Kisah Sejarah Pangeran Diponegoro (2)

“Mereka harus dilatih dengan keras agar terampil menggunakan senjata, dan juga harus dibekali olah kanuragan yang mumpuni,” ujar Amangkurat I kepada Kanjeng Ratu Ibu. “…dan tugas atau keanggotaan setiap Trisat Kenya hanya akan berakhir manakala mereka dihadiahkan kepada para adipati atau bawahanku.”

Sang ibu hanya bisa mengangguk. Setiap keinginan sang raja bagaimana pun adalah sabda pandhita ratu, yang tidak bisa ditolak sedikit pun. Akhirnya terbentuklah pasukan Trisat Kenya yang seperti sekarang tengah berjalan dengan langkah tegap menaiki bukit di timur alun-alun.
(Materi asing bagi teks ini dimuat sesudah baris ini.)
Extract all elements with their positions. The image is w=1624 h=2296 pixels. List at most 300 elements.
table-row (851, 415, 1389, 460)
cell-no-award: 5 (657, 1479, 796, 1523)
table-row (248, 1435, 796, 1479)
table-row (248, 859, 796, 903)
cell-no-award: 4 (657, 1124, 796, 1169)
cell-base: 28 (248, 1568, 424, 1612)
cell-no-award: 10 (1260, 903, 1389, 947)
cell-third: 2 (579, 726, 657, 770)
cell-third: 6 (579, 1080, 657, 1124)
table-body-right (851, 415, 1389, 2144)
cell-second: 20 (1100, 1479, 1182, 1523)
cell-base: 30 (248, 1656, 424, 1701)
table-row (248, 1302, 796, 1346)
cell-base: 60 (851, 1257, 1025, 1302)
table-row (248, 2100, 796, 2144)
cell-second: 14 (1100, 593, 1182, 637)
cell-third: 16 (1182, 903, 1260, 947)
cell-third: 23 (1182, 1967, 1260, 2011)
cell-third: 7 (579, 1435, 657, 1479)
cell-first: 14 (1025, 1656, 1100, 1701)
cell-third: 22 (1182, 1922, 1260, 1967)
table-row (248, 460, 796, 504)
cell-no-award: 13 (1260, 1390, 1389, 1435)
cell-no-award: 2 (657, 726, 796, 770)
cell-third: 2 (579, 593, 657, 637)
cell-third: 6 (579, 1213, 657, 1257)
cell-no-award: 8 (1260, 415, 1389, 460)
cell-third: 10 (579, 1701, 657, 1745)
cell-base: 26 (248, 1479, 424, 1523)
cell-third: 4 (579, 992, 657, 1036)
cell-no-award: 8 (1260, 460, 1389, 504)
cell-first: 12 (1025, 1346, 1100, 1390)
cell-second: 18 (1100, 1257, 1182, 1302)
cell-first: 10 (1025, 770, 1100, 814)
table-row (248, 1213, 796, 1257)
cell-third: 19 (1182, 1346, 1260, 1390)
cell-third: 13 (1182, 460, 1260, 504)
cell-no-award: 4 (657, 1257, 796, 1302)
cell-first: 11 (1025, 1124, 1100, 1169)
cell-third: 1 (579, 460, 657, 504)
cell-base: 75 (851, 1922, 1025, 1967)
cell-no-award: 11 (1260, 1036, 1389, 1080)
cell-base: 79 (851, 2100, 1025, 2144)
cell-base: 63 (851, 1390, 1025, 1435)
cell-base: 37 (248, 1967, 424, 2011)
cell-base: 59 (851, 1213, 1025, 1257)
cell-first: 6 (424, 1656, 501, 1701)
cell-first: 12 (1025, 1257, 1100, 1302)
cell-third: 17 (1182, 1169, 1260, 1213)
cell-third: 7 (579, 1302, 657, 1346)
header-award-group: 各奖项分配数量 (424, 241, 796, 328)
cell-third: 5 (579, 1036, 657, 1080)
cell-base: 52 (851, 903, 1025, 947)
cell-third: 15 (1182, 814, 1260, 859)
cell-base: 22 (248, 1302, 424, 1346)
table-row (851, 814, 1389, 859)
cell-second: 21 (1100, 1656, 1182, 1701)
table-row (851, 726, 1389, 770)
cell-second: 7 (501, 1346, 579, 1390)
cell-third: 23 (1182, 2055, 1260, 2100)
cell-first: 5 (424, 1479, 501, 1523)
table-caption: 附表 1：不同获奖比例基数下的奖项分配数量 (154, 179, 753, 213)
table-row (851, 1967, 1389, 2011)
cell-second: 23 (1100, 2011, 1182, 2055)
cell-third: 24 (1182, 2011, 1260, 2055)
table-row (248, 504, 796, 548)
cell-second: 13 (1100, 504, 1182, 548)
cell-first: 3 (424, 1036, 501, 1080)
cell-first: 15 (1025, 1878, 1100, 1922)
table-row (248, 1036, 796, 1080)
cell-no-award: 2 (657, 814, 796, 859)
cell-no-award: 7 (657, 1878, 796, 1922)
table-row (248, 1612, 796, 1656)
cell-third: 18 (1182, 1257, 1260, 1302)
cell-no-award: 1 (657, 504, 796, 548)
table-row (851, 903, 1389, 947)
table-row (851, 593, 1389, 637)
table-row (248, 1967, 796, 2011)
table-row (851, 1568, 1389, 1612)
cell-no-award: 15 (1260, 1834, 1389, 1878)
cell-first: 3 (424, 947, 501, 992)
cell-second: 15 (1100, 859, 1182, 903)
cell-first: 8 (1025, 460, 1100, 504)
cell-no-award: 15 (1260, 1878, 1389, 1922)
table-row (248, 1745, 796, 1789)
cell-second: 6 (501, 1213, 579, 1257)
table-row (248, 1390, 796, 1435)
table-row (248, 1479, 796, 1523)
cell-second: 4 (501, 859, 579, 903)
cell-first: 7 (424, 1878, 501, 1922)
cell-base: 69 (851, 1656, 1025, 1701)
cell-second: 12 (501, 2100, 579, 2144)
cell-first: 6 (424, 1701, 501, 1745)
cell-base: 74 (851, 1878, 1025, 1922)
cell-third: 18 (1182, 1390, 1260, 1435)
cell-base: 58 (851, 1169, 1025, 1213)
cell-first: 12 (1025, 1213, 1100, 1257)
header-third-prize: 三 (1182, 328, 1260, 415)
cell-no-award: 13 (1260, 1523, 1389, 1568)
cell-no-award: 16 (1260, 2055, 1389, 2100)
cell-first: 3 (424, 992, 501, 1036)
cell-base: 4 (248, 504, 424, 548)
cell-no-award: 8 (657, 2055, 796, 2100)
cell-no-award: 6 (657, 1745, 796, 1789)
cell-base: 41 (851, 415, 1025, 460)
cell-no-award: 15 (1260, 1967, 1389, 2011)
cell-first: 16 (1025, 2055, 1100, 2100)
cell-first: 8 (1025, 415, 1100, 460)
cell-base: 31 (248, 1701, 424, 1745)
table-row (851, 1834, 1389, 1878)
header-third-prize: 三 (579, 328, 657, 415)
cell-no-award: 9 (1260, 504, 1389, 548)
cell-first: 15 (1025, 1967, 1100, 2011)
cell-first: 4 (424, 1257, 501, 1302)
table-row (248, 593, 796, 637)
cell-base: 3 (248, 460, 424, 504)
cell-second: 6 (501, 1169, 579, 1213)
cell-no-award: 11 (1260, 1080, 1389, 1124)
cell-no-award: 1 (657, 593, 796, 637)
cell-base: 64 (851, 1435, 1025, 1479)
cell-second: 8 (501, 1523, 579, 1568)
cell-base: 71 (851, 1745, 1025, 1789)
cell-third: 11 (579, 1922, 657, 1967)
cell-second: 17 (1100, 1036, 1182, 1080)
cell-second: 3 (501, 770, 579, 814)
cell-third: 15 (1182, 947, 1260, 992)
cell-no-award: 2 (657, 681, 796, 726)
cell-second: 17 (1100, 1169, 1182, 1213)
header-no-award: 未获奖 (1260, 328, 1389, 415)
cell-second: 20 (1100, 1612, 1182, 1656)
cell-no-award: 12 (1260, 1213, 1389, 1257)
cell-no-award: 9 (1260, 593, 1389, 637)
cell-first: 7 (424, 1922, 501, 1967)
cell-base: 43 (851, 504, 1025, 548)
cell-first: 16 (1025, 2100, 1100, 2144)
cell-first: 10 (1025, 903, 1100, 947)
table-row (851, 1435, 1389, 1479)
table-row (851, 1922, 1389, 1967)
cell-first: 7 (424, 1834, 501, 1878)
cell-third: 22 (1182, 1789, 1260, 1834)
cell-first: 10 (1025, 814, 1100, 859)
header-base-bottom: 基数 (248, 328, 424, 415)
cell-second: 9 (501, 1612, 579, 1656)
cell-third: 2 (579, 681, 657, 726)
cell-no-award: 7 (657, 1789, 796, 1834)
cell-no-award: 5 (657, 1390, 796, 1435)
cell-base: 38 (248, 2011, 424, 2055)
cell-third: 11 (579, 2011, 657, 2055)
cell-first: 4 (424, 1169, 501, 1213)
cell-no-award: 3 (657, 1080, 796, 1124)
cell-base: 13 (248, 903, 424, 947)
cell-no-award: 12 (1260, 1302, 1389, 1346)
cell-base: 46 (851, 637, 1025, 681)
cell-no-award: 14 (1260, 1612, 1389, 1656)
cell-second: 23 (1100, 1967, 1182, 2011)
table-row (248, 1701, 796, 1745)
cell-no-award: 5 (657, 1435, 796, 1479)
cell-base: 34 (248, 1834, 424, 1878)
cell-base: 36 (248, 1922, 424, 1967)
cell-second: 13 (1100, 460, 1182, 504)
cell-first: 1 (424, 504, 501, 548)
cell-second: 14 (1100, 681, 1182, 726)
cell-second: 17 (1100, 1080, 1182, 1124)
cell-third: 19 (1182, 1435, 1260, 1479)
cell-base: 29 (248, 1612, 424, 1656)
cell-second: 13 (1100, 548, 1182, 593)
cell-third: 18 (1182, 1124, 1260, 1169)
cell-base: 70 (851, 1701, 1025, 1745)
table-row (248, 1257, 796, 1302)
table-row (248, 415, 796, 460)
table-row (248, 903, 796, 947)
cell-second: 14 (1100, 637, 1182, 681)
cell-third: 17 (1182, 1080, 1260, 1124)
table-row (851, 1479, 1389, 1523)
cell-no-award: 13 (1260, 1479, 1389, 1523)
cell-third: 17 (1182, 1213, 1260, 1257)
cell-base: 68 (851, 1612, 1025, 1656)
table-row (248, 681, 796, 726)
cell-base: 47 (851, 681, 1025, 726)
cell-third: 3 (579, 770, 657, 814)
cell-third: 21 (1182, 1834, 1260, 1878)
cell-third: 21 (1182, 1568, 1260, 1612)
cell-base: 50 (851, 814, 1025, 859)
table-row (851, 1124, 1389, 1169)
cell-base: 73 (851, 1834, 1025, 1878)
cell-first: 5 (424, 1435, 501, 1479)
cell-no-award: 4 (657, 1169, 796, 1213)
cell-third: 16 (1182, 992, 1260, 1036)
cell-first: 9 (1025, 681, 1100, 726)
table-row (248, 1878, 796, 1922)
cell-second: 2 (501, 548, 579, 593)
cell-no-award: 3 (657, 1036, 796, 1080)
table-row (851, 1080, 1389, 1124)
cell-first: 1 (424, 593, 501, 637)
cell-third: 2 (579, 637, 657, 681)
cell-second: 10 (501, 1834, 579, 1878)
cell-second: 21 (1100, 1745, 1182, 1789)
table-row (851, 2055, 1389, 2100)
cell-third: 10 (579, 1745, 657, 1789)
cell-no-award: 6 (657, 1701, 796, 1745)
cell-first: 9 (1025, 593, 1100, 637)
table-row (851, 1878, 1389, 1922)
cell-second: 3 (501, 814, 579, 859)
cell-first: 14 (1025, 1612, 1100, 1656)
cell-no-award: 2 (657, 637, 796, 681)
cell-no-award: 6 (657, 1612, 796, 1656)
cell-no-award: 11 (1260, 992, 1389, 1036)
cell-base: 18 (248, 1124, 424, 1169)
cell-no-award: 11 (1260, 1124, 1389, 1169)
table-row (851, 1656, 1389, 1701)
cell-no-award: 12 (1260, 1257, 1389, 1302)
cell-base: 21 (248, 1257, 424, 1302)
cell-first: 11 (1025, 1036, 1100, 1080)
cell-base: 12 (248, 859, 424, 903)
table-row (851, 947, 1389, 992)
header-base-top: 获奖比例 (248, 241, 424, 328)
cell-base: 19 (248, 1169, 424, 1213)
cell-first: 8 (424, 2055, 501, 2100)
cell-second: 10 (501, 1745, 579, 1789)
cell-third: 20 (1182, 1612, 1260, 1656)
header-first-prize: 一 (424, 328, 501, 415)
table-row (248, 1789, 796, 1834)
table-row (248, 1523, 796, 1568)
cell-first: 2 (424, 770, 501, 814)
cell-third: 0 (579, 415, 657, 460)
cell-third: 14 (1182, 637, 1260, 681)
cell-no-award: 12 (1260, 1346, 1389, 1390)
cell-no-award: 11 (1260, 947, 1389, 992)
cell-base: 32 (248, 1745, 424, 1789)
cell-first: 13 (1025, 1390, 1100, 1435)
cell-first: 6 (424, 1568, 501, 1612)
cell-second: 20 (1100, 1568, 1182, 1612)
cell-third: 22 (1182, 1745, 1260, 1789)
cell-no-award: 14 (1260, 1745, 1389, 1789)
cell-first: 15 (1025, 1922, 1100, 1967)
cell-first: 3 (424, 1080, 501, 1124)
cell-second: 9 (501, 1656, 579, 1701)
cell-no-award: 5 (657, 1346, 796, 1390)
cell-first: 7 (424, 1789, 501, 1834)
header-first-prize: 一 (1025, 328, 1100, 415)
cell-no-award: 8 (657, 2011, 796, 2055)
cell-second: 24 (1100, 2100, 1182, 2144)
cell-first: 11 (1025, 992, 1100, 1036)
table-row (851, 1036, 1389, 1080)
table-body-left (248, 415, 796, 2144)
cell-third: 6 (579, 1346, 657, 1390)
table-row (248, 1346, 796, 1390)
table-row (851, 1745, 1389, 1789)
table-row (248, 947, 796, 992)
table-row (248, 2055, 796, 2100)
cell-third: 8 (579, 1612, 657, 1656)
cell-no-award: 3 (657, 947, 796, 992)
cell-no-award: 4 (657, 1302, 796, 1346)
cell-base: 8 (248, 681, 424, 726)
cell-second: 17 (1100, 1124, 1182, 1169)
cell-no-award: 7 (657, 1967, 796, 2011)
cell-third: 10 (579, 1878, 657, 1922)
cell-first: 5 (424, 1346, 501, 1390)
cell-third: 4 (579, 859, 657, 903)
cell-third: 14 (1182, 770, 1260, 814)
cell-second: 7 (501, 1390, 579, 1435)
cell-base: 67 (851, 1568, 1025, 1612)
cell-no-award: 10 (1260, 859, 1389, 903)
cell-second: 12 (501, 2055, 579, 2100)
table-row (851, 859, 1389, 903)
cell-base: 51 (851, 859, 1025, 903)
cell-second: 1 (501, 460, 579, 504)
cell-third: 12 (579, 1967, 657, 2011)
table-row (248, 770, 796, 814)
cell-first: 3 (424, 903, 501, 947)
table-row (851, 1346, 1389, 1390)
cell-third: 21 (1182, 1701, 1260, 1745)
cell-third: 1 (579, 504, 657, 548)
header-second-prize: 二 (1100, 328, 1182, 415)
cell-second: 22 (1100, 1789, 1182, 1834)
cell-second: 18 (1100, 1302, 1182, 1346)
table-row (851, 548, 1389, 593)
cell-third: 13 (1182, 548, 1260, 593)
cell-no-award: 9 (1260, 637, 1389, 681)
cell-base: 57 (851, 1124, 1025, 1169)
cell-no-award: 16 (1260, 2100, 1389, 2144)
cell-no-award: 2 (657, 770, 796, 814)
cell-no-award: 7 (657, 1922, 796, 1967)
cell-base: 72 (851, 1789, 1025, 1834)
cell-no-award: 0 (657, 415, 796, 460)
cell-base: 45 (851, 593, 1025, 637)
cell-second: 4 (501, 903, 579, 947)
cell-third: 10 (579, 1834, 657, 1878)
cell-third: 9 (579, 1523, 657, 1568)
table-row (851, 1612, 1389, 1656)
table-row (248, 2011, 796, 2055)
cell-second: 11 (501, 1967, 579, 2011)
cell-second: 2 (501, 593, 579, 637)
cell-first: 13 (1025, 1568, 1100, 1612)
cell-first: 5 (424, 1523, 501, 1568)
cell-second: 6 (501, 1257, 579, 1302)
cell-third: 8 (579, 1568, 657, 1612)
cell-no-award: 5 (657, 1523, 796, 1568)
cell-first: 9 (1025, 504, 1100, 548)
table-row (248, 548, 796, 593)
Sepuluh Trisat Kenya yang berbaris paling depan adalah pembuka jalan. Di belakangnya, sepuluh abdi dalem laki-laki bertelanjang dada tanpa dibekali senjata, menggotong tandu besar berisi kursi raja yang terbuat dari jati yang berat, lengkap dengan atapnya yang berumbai sutera dan bordiran benang emas. Di sekeliling raja, tigapuluh anggota Trisat Kenya berjaga. Ada yang membawa pedang, keris, tombak, dan juga tulup, sejenis sumpit panjang yang diisi dengan panah kecil yang ujungnya beracun. Masing-masing Trisat Kenya punya keahlian berbeda dalam penggunaan senjata dan juga ilmu kanuragannya.

Pelan tapi pasti, rombongan raja itu bergerak menaiki puncak perbukitan. Beberapa lelaki tua pembawa tiang obor setinggi dua tombak berada paling depan membuka jalan. Di bagian paling belakang juga ditutup sejumlah abdi dalem laki-laki sepuh memegang tiang obor. Ketika singgasana diturunkan di tempat yang paling tinggi, para abdi dalem laki-laki semuanya langsung turun kembali ke bawah bukit. Demikian pula dengan yang membawa obor. Sehingga sekarang hanya ada sang raja yang duduk dengan pongahnya di atas singgasana, dikelilingi empatpuluhan Trisat Kenya lengkap dengan senjatanya.

Suasana kemudian bertambah hening. Kesenyapan selama beberapa menit itu sungguh-sungguh meremas jantung. Semua mata memandang ke atas bukit, menanti apa yang hendak dilakukan atau diperintahkan oleh sang raja. Untuk beberapa lama sang raja hanya duduk diam di atas singgasananya. Mungkin dia tengah menikmati lautan jubah putih yang memenuhi alun-alun yang berada di bawah kakinya. Entah apa yang ada di dalam benaknya ketika itu.